DR. NIGHTINGALE: Next, before we get to Dr. Piliavin, I need to state for the record that after the role was taken, Drs. Busch, Kaplan, Epstein, Penner and Piliavin were able to join us. Are there any questions from the remaining--I believe Dr. Piliavin wished to--

DR. PILIAVIN: This is just a matter of confusion. It sounds like a fascinating system to me, but you were careful to say that you don't want it to be restricted to the people who think that they've committed the errors, and that the information can come in from a variety of places.
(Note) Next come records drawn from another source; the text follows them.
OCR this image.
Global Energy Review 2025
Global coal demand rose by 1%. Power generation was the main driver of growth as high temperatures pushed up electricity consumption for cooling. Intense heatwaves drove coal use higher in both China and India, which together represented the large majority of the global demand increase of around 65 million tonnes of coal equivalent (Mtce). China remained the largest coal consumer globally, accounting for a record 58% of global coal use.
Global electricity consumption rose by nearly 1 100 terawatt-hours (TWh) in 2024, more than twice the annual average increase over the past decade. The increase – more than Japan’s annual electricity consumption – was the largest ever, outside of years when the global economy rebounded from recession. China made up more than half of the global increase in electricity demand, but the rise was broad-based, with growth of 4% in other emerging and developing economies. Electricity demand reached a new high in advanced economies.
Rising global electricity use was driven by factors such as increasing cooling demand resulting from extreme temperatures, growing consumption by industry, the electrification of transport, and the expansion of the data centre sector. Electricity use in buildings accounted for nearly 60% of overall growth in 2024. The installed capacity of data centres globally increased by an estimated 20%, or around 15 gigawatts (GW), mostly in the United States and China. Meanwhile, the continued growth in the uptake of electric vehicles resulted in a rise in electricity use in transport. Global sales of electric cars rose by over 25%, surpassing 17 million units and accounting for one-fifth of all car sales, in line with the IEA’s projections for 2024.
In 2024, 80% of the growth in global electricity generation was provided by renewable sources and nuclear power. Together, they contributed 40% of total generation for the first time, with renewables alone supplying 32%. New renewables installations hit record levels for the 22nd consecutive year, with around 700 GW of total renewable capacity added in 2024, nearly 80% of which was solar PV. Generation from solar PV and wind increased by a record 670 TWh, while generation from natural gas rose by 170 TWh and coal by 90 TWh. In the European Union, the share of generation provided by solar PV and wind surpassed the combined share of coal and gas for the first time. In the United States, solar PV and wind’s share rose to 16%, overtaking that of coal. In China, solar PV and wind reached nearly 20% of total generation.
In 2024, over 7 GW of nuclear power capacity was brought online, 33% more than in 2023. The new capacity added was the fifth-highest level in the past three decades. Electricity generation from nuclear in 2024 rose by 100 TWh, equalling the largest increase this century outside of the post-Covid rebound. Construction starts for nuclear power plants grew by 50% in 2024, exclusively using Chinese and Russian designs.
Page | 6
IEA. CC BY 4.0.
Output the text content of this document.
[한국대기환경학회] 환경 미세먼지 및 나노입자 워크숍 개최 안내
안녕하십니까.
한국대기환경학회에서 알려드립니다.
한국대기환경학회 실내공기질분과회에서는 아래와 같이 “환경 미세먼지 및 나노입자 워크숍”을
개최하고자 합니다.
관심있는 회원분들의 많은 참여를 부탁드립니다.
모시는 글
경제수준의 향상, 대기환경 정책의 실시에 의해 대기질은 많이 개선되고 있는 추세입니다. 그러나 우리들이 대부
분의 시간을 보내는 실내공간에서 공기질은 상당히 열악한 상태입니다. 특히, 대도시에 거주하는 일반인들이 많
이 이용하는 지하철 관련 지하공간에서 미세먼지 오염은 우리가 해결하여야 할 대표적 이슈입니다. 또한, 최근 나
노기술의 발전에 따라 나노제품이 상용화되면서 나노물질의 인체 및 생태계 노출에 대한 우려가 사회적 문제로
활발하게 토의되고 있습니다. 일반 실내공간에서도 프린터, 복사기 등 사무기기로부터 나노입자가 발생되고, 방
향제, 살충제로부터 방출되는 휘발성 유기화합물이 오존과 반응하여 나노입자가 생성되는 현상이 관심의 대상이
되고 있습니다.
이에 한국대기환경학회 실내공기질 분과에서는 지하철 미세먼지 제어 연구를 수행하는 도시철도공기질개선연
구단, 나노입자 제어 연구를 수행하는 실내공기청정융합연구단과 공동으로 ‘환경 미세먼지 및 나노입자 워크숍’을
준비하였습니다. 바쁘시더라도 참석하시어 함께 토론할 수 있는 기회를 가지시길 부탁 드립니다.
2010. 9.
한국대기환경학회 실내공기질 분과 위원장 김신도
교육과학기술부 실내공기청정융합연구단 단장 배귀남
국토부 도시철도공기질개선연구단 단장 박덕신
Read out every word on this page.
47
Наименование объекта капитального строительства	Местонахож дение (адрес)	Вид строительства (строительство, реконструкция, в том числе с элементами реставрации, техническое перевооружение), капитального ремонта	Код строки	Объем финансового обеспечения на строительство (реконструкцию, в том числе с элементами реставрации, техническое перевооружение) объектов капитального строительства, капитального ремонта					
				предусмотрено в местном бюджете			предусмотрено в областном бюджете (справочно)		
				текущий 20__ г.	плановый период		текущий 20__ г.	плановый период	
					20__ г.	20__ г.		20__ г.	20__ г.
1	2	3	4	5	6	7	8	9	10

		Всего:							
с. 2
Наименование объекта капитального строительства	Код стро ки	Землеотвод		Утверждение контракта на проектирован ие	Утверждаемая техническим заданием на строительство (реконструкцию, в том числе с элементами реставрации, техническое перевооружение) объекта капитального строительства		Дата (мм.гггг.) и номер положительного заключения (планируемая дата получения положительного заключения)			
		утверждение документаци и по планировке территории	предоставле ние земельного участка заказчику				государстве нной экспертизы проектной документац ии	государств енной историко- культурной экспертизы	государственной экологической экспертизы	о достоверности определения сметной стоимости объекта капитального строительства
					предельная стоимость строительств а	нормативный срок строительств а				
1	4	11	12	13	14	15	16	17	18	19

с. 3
I'm wondering how you--if you have a system like this, how you check for duplication of events, and you also said something about looking into records. I mean, how does this work if you're having all of these multiple sources of information, or am I more confused than I think I am?

DR. KAPLAN: Well, that's a good question. I think at any individual site, if the QA SYSOP, if you will, gets these reports, it's not a mystery as to what case is being discussed. It may be a different perspective on the same information, and this building of the causal tree is really a driver for the investigation. It is also an end product, but it's a driver. It's an iterative process. So at any individual site you'll know that this is the same case. And since that site is going to report to some--if it's reported to a central body--then it's going to be a single report.

If everybody was calling outside the system, then that would create that replication.

DR. BATTLES: And the other activities of the other kind of reports would be a normal QA kind of function. So that any of the activities we suggest are those that are recommended as doing good quality assurance work. It's just getting the data collected from all those sources into a--sort of a managed event description management system.

DR. NIGHTINGALE: Are there any other questions from the committee members?

[No response.]

DR. NIGHTINGALE: If not, let me thank you both for the substantial physical, and the very substantial intellectual contributions you've made today.

Promptly at 8:00 tomorrow morning, we reconvene. Thank you all.

[Whereupon, at 7:26 p.m., the above-entitled proceeding was recessed.]